Rede einer Kieler Bürgerin vor dem Bauausschuss zum BPlan 940 Schilksee

Bauausschuss 6.9.2012Rede einer Bürgerin zu BPlan 940 Schilksee
Sehr geehrte Damen und Herren,
als erstes möchte ich mich bei Herrn Huckriede bedanken, dafür dass er mir diese Redezeit gewährt hat.
Ich bin seit 40 Jahren Schilkseer Bürgerin und habe bis vor 2 Jahren das besagte Grundstück wie selbstverständlich zu der Kirche gezählt und nicht ansatzweise als städt. Grundstück oder gar als Baulücke angesehen. Gerade diese grüne Wiese, mit Ihrem Knick und dem Baumbestand ist als Ensemble anzusehen.

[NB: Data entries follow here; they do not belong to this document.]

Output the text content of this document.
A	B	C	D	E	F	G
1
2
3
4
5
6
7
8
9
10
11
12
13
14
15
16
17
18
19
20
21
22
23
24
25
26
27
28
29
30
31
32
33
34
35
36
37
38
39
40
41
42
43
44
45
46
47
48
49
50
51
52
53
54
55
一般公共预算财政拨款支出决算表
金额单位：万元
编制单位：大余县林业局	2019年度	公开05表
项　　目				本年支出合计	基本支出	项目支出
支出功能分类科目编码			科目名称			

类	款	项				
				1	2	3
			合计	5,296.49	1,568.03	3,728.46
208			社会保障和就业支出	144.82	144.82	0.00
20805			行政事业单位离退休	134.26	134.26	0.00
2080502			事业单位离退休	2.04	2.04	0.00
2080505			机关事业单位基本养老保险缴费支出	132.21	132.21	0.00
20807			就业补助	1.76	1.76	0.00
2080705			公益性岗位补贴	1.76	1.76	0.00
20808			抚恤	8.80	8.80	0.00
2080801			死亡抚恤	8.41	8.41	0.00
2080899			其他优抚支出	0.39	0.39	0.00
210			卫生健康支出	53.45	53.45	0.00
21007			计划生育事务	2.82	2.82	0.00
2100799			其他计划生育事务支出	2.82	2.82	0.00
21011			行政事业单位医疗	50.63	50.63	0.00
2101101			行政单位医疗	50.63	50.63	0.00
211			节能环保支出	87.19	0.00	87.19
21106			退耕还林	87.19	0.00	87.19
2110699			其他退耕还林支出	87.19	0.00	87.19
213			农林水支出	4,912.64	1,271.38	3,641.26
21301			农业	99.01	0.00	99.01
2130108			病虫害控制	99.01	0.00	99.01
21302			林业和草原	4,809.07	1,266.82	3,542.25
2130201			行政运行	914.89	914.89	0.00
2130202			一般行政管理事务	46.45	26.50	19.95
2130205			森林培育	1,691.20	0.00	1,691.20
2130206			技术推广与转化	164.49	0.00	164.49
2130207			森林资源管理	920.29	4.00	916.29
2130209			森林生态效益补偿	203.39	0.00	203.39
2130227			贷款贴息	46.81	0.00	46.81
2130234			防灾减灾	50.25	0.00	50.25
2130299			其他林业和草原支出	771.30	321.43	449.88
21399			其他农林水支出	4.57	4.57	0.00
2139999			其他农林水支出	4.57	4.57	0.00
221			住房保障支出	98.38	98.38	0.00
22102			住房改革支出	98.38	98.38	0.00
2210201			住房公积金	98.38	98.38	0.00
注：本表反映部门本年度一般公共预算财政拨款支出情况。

Hier wird das Wort Kirchenschiff bildlich dargestellt, mal ganz davon abgesehen, dass der Architekt der Dietrich Bonhoefer Kirche ja auch bereits die Kirche mit dem Bug (Kirchturm) in südliche Richtung gelegt hat und die Wiese dahinter praktisch das Meer darstellt. So wird es auch auf der Homepage der Kirche beschrieben.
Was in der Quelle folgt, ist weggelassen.